Jesus carried the cross at least as far as the gate of the city where the Synoptic gospels tell us Simon of Cyrene, who was coming into the city at that time, was forced to carry it for him (Matthew 27:32; Mark 15:21; Luke 23:26). This gave rise to the tradition that Jesus collapsed under the weight of the cross because of weakness and loss of blood through the earlier flogging. The execution party made its way to ‘the place of the Skull,’ probably a small hill at the entrance to the city. ‘Here they crucified him.

The victim was laid out on the crosspiece and iron nails driven through the top of the wrists. The crosspiece was then raised on a ladder or pulley and nailed or tied to the upright, and the feet, placed one over the other, were nailed below. The victim was then left to die. It could take days. Death was finally from suffocation as the victim could no longer lift himself to get breath because of the massive pain from the nail-pierced feet.

Here they crucified him, and with him two others – one on each side and Jesus in the middle.’ John says no more about the two others. The Synoptic gospels describe them as robbers/criminals (Matthew 27:38; Mark 15:27; Luke 25:32) being justly executed for their crimes (Luke 23:39-41).

Pilate had a notice prepared and fastened to the cross. It read: JESUS OF NAZARETH, THE KING OF THE JEWS … and the sign was written in Aramaic, Latin and Greek.’ Pilate felt forced, under the implied threat from the chief priests that they would report him to the Emperor, to condemn a man he felt was innocent of any capital offence. He seems to have included the words ‘THE KING OF THE JEWS’ to show his disdain for everything these leaders had done to have Jesus put to death. And to make sure the sign was seen and read by as many people as possible Pilate had it carefully placed at a prominent point where those entering or leaving the city could see it, and he had it written in the three principal languages of the day – Aramaic, Latin (the Roman language) and Greek.
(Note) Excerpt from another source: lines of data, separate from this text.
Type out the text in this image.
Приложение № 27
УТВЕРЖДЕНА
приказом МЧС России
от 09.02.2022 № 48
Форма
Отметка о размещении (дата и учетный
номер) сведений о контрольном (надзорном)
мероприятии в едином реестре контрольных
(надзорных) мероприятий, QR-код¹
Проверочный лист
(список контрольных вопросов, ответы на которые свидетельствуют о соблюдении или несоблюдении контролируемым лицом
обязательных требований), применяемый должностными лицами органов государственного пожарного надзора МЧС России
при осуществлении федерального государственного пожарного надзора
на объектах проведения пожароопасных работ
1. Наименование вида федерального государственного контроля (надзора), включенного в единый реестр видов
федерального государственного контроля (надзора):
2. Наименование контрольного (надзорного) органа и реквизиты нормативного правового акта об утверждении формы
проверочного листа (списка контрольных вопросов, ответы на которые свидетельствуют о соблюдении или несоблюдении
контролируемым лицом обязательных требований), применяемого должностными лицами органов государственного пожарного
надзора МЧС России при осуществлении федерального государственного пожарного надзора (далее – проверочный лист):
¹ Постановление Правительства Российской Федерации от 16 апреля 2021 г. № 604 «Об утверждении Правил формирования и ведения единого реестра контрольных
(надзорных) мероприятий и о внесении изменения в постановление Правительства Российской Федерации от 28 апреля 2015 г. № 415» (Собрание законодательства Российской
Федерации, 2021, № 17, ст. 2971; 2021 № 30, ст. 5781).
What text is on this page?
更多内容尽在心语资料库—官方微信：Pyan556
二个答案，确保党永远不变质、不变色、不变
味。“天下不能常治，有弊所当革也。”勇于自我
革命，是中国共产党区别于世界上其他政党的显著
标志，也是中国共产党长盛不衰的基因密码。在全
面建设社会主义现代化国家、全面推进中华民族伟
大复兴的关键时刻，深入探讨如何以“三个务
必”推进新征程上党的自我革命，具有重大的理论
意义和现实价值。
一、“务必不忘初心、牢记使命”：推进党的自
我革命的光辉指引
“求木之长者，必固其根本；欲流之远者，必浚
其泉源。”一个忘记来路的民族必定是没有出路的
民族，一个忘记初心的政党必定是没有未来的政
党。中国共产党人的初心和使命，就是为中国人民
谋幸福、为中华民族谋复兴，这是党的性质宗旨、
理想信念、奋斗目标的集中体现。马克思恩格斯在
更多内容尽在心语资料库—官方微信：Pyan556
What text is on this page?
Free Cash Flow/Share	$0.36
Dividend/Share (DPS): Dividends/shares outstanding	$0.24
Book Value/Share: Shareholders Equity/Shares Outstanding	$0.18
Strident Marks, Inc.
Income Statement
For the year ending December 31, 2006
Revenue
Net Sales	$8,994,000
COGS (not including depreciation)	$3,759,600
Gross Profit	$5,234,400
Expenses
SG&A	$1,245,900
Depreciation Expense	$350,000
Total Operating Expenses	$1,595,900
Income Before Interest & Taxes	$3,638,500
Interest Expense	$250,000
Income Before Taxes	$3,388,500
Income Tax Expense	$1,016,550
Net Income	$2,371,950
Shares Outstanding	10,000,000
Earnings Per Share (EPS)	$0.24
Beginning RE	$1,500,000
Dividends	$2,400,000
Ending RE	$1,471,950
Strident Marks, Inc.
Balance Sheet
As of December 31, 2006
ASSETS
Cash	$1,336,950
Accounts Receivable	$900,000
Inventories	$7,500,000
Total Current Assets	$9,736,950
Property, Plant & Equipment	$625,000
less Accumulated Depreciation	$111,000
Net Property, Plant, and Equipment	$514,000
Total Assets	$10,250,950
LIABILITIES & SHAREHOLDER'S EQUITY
The chief priests of the Jews protested to Pilate, “Do not write ‘The King of the Jews,’ but that this man claimed to be king of the Jews.”’ The title incensed the Jewish leaders but the vacillating Pilate is this time immovable. The chief priests had rejected Jesus as any kind of king, declaring “We have no king but Caesar” (19:15). Pilate knew he had compromised enough and this time met their protests with a firm “What I have written, I have written.”

John draws special attention to the sign. It announces to the world in the main languages of the day that Jesus is Israel’s Messiah. This is what God had said would happen. The world doesn’t yet know that what it needs to rescue it from its desperate plight is the Messiah promised by the one true God to Israel. John wants the world to know that its Saviour has come; the Messiah has died that all who place their faith in that Messiah will live and live forever.